As Gunn saved smartly from Dan Ndoye, Switzerland were of a mind to make their first-half domination of possession count. Ndoye had the ball in the net seconds later, only to be denied by an offside flag. To describe the pace of play as frenetic would represent gross understatement. It was wonderful, chaotic stuff which only occasionally slowed down to a blur. The entertainment level was helped by the fact neither team looked at all convincing in defence.

Scotland had made it through the latter stages of the half in no small part because of the composure of Gilmour and McGregor. They provided a delicate touch as the game raged around them. It was further to Scotland’s credit that Granit Xhaka had little to say during those opening 45 minutes. Shaqiri, whose influence was more profound, was withdrawn on the hour mark.

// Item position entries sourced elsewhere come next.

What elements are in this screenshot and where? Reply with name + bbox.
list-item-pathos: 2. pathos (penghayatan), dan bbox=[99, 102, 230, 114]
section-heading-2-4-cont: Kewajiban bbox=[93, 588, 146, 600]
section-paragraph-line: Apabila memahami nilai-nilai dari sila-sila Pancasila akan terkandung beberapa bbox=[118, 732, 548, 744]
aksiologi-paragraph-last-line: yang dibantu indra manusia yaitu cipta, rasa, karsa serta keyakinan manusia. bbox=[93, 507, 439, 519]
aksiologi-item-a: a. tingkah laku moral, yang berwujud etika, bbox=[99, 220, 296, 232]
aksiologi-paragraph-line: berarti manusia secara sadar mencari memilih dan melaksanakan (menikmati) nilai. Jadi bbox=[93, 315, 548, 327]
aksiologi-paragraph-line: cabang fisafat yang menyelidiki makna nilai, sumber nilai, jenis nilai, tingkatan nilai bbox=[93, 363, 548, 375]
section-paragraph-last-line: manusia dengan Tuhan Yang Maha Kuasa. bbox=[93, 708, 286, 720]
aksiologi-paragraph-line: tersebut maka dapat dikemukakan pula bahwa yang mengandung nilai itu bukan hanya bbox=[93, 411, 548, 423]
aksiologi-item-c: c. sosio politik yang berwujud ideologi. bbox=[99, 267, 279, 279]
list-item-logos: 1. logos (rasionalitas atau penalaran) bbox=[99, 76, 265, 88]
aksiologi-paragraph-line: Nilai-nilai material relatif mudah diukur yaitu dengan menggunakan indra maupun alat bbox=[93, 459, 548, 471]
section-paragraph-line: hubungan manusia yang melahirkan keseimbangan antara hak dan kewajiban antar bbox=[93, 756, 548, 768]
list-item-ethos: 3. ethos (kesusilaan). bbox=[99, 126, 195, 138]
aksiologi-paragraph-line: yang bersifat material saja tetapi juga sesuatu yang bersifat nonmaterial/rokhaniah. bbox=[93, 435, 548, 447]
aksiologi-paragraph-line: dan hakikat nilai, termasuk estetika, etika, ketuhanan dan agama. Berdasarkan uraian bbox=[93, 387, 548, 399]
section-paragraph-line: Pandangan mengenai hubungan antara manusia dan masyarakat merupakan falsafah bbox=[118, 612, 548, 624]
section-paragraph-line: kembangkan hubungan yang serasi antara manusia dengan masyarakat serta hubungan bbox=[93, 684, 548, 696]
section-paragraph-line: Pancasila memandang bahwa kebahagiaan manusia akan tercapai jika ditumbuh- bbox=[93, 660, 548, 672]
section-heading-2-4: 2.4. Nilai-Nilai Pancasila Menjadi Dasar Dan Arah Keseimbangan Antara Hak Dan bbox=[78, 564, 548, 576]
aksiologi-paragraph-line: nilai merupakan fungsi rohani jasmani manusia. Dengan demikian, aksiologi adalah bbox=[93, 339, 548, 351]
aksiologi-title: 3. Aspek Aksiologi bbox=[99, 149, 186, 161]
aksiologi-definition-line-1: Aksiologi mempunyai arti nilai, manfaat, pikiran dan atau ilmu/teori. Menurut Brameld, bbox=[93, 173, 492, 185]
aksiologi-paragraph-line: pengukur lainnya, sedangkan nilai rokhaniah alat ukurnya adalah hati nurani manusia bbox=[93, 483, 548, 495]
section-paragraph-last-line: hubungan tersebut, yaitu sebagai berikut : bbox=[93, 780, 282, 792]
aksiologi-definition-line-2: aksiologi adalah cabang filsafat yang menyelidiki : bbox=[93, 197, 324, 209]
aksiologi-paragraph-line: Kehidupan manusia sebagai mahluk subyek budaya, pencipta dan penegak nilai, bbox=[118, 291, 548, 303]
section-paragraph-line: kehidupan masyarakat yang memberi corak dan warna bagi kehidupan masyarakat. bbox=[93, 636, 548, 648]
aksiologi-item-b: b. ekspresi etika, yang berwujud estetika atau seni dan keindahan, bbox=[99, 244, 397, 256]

The second period had been something of a slow burner until Ndoye burst free of the Scotland defence before watching his shot turned wide by the advancing Gunn. As he battled with the Switzerland forward, Kieran Tierney pulled up holding his left hamstring. The defender was removed from the field on a stretcher; it will be a shock if he plays any further part in this tournament. Given his importance to Scotland, this felt a meaningful blow.

Still, the Scots came within the width of a post of taking a 67th-minute lead. Robertson swung in a teasing free-kick, which was met by the head of Grant Hanley. As the ball rebounded from the woodwork, the Swiss were able to scramble it clear.

Clarke’s call now was whether to stick or twist. The Swiss appeared content to take a point with more than 15 minutes to go. Yet Yakin’s men also carried clear and obvious danger on the counterattack. They were pinpointing Ralston, who endured his second torrid evening of the Euros.

McTominay saw an acrobatic effort blocked. The Swiss substitute Breel Embolo found Gunn’s net but was offside. Zeki Amdouni headed a glorious opportunity wide. The sharing of two goals felt incredible given the start to proceedings. It was also perfectly fair.